Mohandas Gandhi
02 oct1869–1948, Indian political and spiritual leader, born in Porbandar.
In South Africa
Educated in India and in London, he was admitted to the English bar in 1889 and practiced law unsuccessfully in India for two years.
In 1893 he went to South Africa, where he was later joined by his wife and children. There he became a successful lawyer and leader of the Indian community and involved himself in the fight to end discrimination against the country's Indian minority.
In South Africa he read widely, drawing inspiration from such sources as the Bhagavad-Gita, John Ruskin, Leo Tolstoy, Ralph Waldo Emerson, and Henry David Thoreau, and his personal philosophy underwent significant changes.
He abandoned (c.1905) Western ways and thereafter lived abstemiously (including celibacy); this became symbolized in his eschewal of material possessions and his dress of loincloth and shawl. While in South Africa he organized (1907) his first satyagraha [holding to the truth], a campaign of civil disobedience expressed in nonviolent resistance to what he regarded as unjust laws.

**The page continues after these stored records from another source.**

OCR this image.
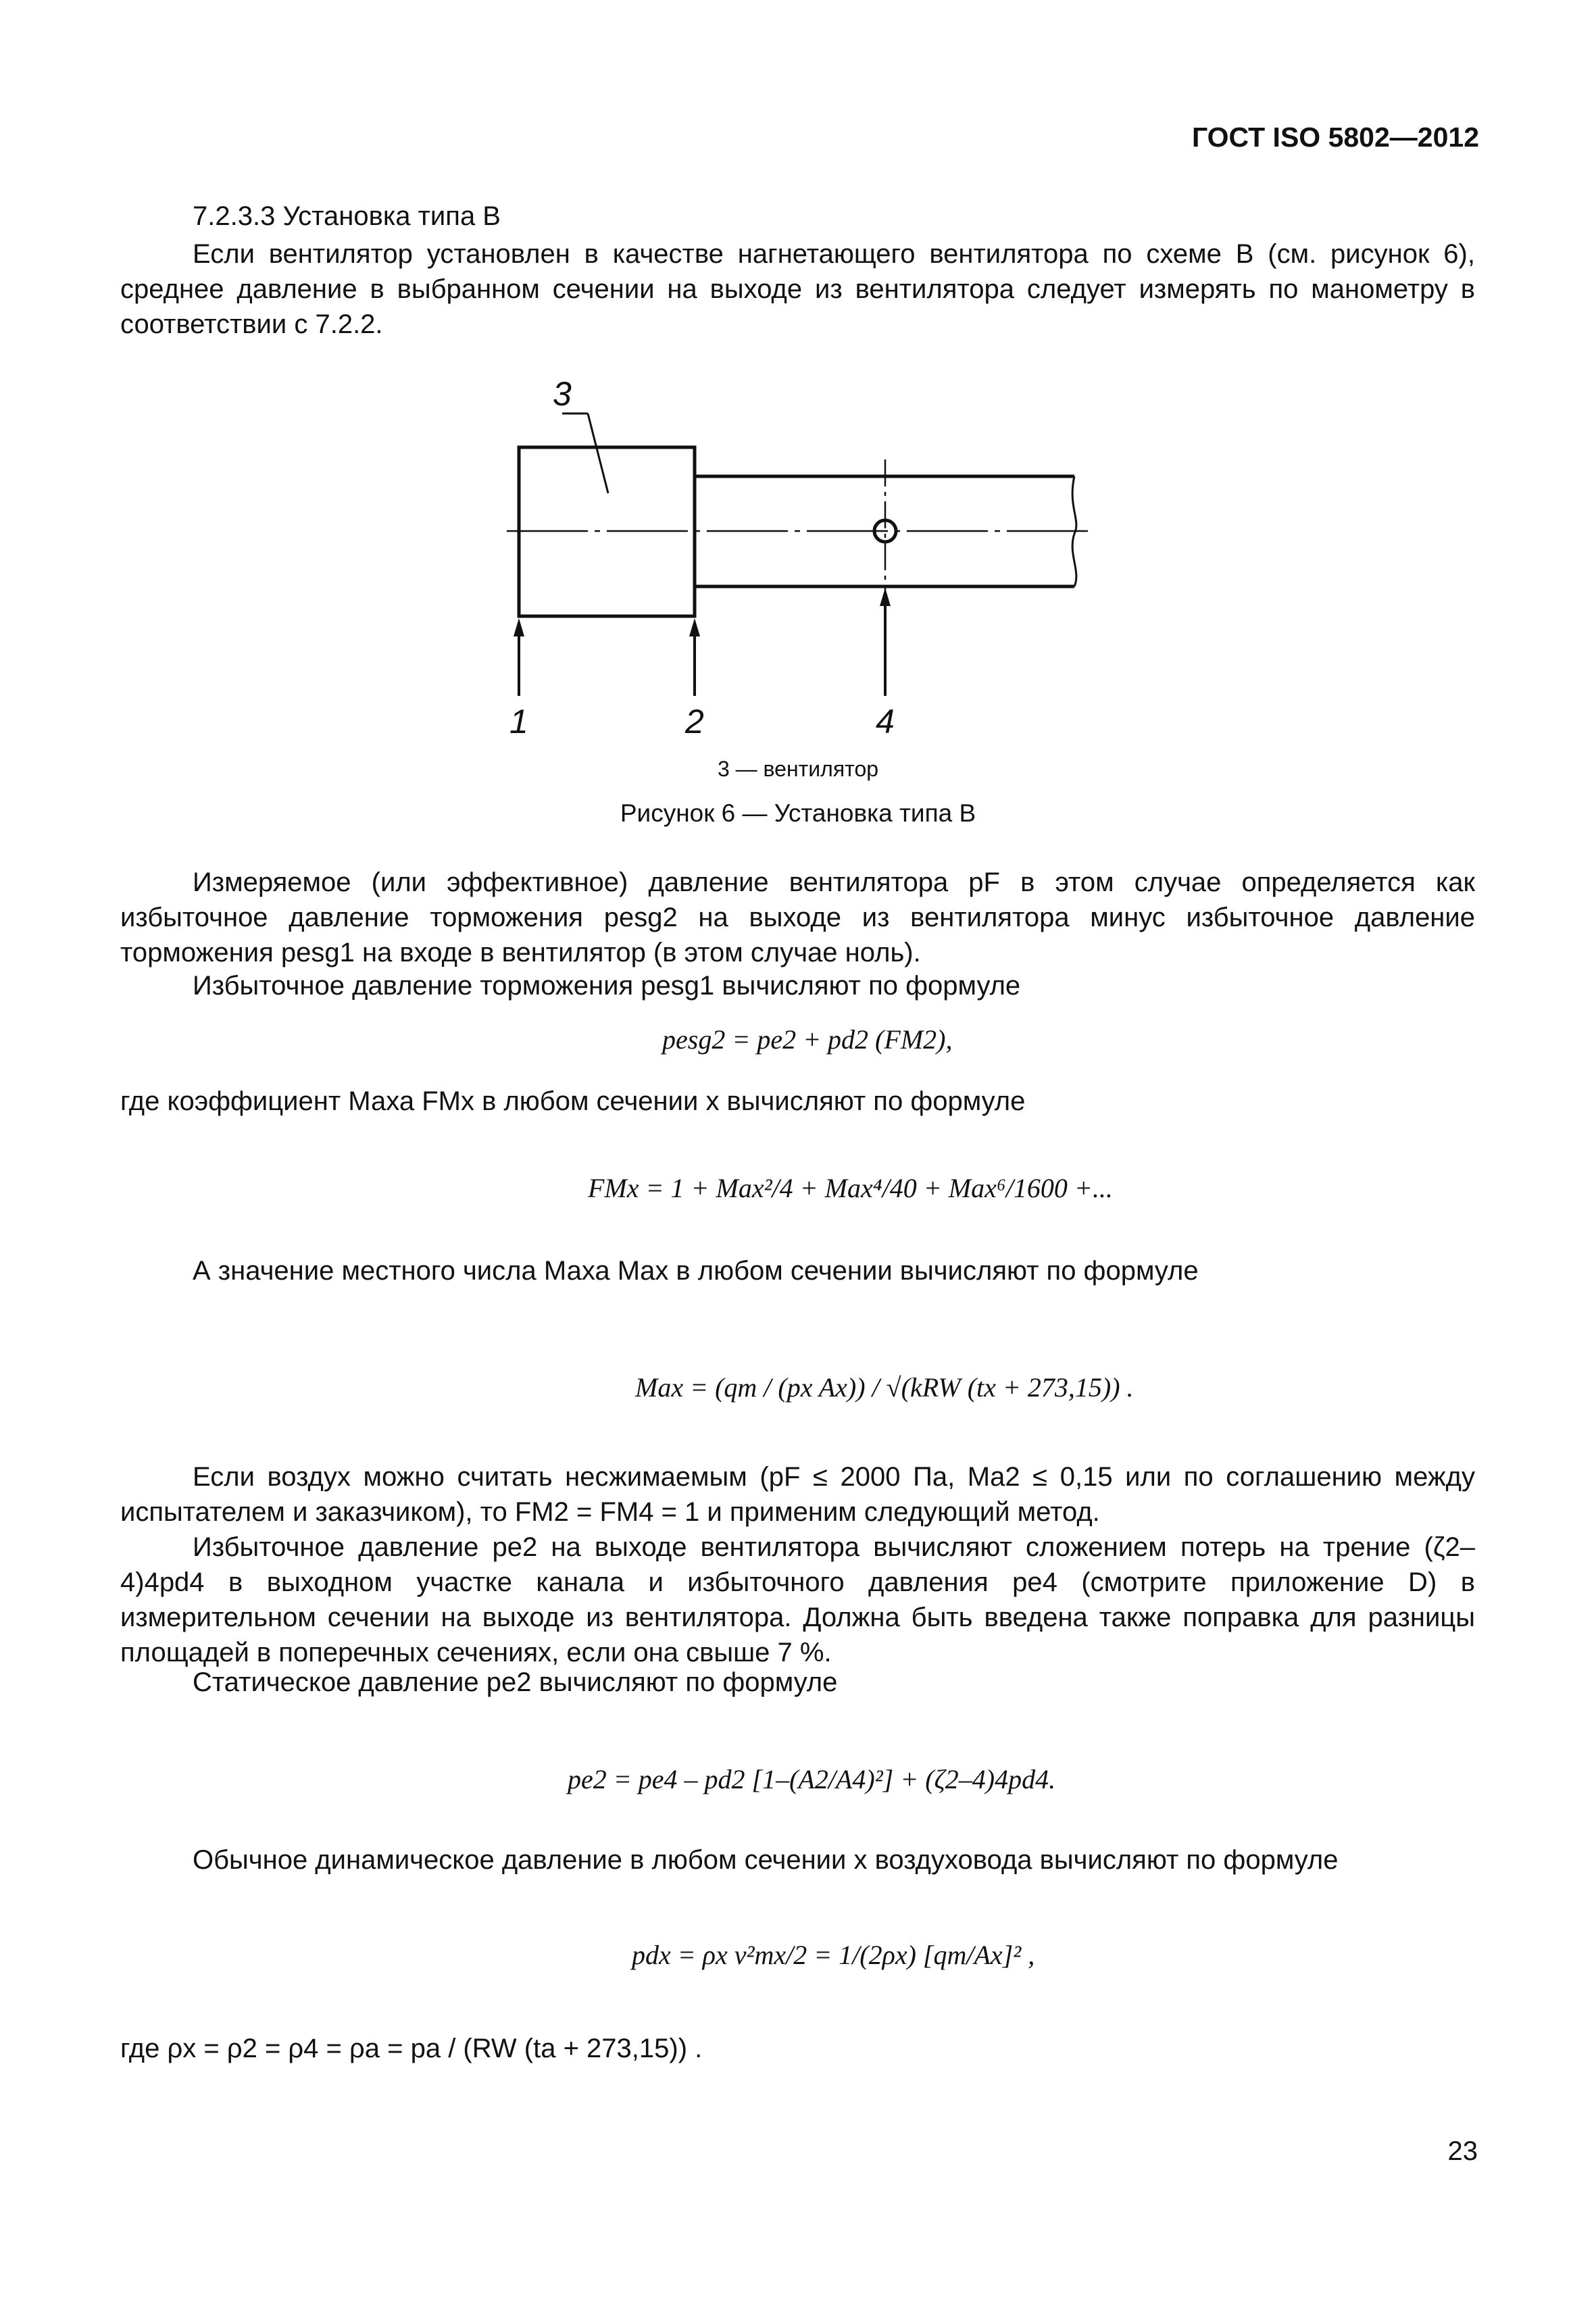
ГОСТ ISO 5802—2012
7.2.3.3 Установка типа В
Если вентилятор установлен в качестве нагнетающего вентилятора по схеме В (см. рисунок 6), среднее давление в выбранном сечении на выходе из вентилятора следует измерять по манометру в соответствии с 7.2.2.
3
1	2	4
3 — вентилятор
Рисунок 6 — Установка типа В
Измеряемое (или эффективное) давление вентилятора pF в этом случае определяется как избыточное давление торможения pesg2 на выходе из вентилятора минус избыточное давление торможения pesg1 на входе в вентилятор (в этом случае ноль).
Избыточное давление торможения pesg1 вычисляют по формуле
pesg2 = pe2 + pd2 (FM2),
где коэффициент Маха FMx в любом сечении x вычисляют по формуле
FMx = 1 + Max²/4 + Max⁴/40 + Max⁶/1600 +...
А значение местного числа Маха Max в любом сечении вычисляют по формуле
Max = (qm / (px Ax)) / √(kRW (tx + 273,15)) .
Если воздух можно считать несжимаемым (pF ≤ 2000 Па, Ma2 ≤ 0,15 или по соглашению между испытателем и заказчиком), то FM2 = FM4 = 1 и применим следующий метод.
Избыточное давление pe2 на выходе вентилятора вычисляют сложением потерь на трение (ζ2–4)4pd4 в выходном участке канала и избыточного давления pe4 (смотрите приложение D) в измерительном сечении на выходе из вентилятора. Должна быть введена также поправка для разницы площадей в поперечных сечениях, если она свыше 7 %.
Статическое давление pe2 вычисляют по формуле
pe2 = pe4 – pd2 [1–(A2/A4)²] + (ζ2–4)4pd4.
Обычное динамическое давление в любом сечении x воздуховода вычисляют по формуле
pdx = ρx v²mx/2 = 1/(2ρx) [qm/Ax]² ,
где ρx = ρ2 = ρ4 = ρa = pa / (RW (ta + 273,15)) .
23
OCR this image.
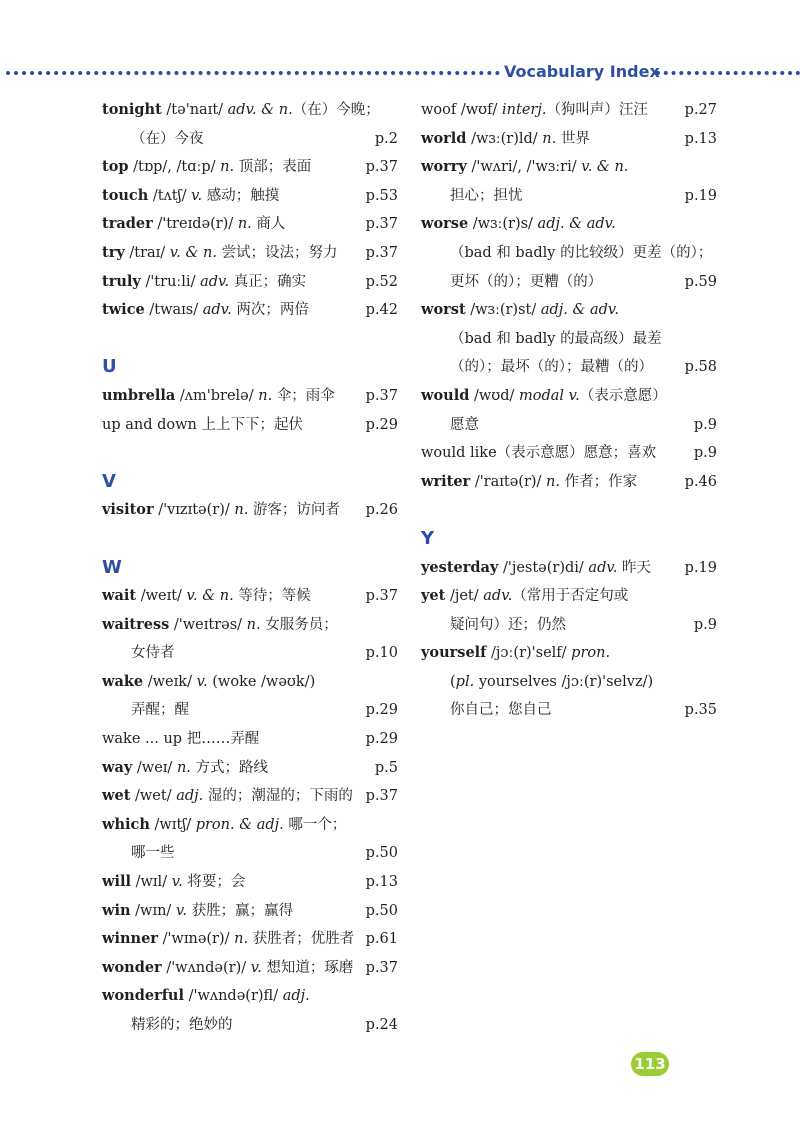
Vocabulary Index
tonight /tə'naɪt/ adv. & n.（在）今晚；
（在）今夜	p.2
top /tɒp/, /tɑːp/ n. 顶部；表面	p.37
touch /tʌtʃ/ v. 感动；触摸	p.53
trader /'treɪdə(r)/ n. 商人	p.37
try /traɪ/ v. & n. 尝试；设法；努力 p.37
truly /'truːli/ adv. 真正；确实	p.52
twice /twaɪs/ adv. 两次；两倍	p.42
U
umbrella /ʌm'brelə/ n. 伞；雨伞 p.37
up and down 上上下下；起伏	p.29
V
visitor /'vɪzɪtə(r)/ n. 游客；访问者 p.26
W
wait /weɪt/ v. & n. 等待；等候	p.37
waitress /'weɪtrəs/ n. 女服务员；
女侍者	p.10
wake /weɪk/ v. (woke /wəʊk/)
弄醒；醒	p.29
wake ... up 把……弄醒	p.29
way /weɪ/ n. 方式；路线	p.5
wet /wet/ adj. 湿的；潮湿的；下雨的 p.37
which /wɪtʃ/ pron. & adj. 哪一个；
哪一些	p.50
will /wɪl/ v. 将要；会	p.13
win /wɪn/ v. 获胜；赢；赢得	p.50
winner /'wɪnə(r)/ n. 获胜者；优胜者 p.61
wonder /'wʌndə(r)/ v. 想知道；琢磨 p.37
wonderful /'wʌndə(r)fl/ adj.
精彩的；绝妙的	p.24
woof /wʊf/ interj.（狗叫声）汪汪	p.27
world /wɜː(r)ld/ n. 世界	p.13
worry /'wʌri/, /'wɜːri/ v. & n.
担心；担忧	p.19
worse /wɜː(r)s/ adj. & adv.
（bad 和 badly 的比较级）更差（的）；
更坏（的）；更糟（的）	p.59
worst /wɜː(r)st/ adj. & adv.
（bad 和 badly 的最高级）最差
（的）；最坏（的）；最糟（的） p.58
would /wʊd/ modal v.（表示意愿）
愿意	p.9
would like（表示意愿）愿意；喜欢	p.9
writer /'raɪtə(r)/ n. 作者；作家	p.46
Y
yesterday /'jestə(r)di/ adv. 昨天 p.19
yet /jet/ adv.（常用于否定句或
疑问句）还；仍然	p.9
yourself /jɔː(r)'self/ pron.
(pl. yourselves /jɔː(r)'selvz/)
你自己；您自己	p.35
113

So successful were his activities that he secured (1914) an agreement from the South African government that promised the alleviation of anti-Indian discrimination.
Return to India
He returned (1915) to India with a stature equal to that of the nationalist leaders Gopal Krishna Gokhale and Bal Gangadhar Tilak. Gandhi actively supported the British in World War I in the hope of hastening India's freedom, but he also led agrarian and labor reform demonstrations that embarrassed the British. The Amritsar massacre of 1919 stirred Indian nationalist consciousness, and Gandhi organized several satyagraha campaigns. He discontinued them when, against his wishes, violent disorder ensued.
His program included a free, united India; the revival of cottage industries, especially of spinning and the production of handwoven cloth (khaddar); and the abolition of untouchability (see caste). These ideas were widely and vigorously espoused, although they also met considerable opposition from some Indians. The title Mahatma [great soul] reflected personal prestige so high that he could unify the diverse elements of the organization of the nationalist movement, the Indian National Congress, which he dominated from the early 1920s.
In 1930, in protest against the government's salt tax, he led the famous 200-mi (320-km) march to extract salt from the sea. For this he was imprisoned but was released in 1931 to attend the London Round Table Conference on India as the sole representative of the Indian National Congress. When the Congress refused to embrace his program in its entirety, Gandhi withdrew (1934), but his influence was such that Jawaharlal Nehru, his protégé, was named leader of the organization.
Indian Independence
In 1942, after rejection of his offer to cooperate with Great Britain in World War II if the British would grant immediate independence to India, Gandhi called for satyagraha and launched the Quit India movement. He was then interned until 1944. Gandhi was a major figure in the postwar conferences with the viceroy, Lord Mountbatten, and Muslim League leader Muhammad Ali Jinnah that led to India's independence and the carving out of a separate Muslim state (Pakistan), although Gandhi vigorously opposed the partition.
When violence broke out between Hindus and Muslims, Gandhi resorted to fasts and tours of disturbed areas to check it. On Jan. 30, 1948, while holding a prayer and pacification meeting at New Delhi, he was fatally shot by a Hindu fanatic who was angered by Gandhi's solicitude for the Muslims. After his death his methods of nonviolent civil disobedience were adopted by protagonists of civil rights in the United States and by many protest movements throughout the world.
Bibliography:
See his autobiography (tr. 1927, repr. 1966); his collected works (50 vol., 1958-72); selected writings, ed. by Ronald Duncan (1972); R. N. Iyer, ed., The Moral and Political Writings of Mahatma Gandhi (Vol. 1, 1986); biographies by D. G. Tendulkar (8 vol., 1951-54), B. R. Nanda (1958, repr. 1989), Louis Fisher (1959), and Geoffrey Ashe (1969); studies by J. V. Bondurant (rev. ed. 1965), Erik Erikson (1969), and J. M. Brown (1972).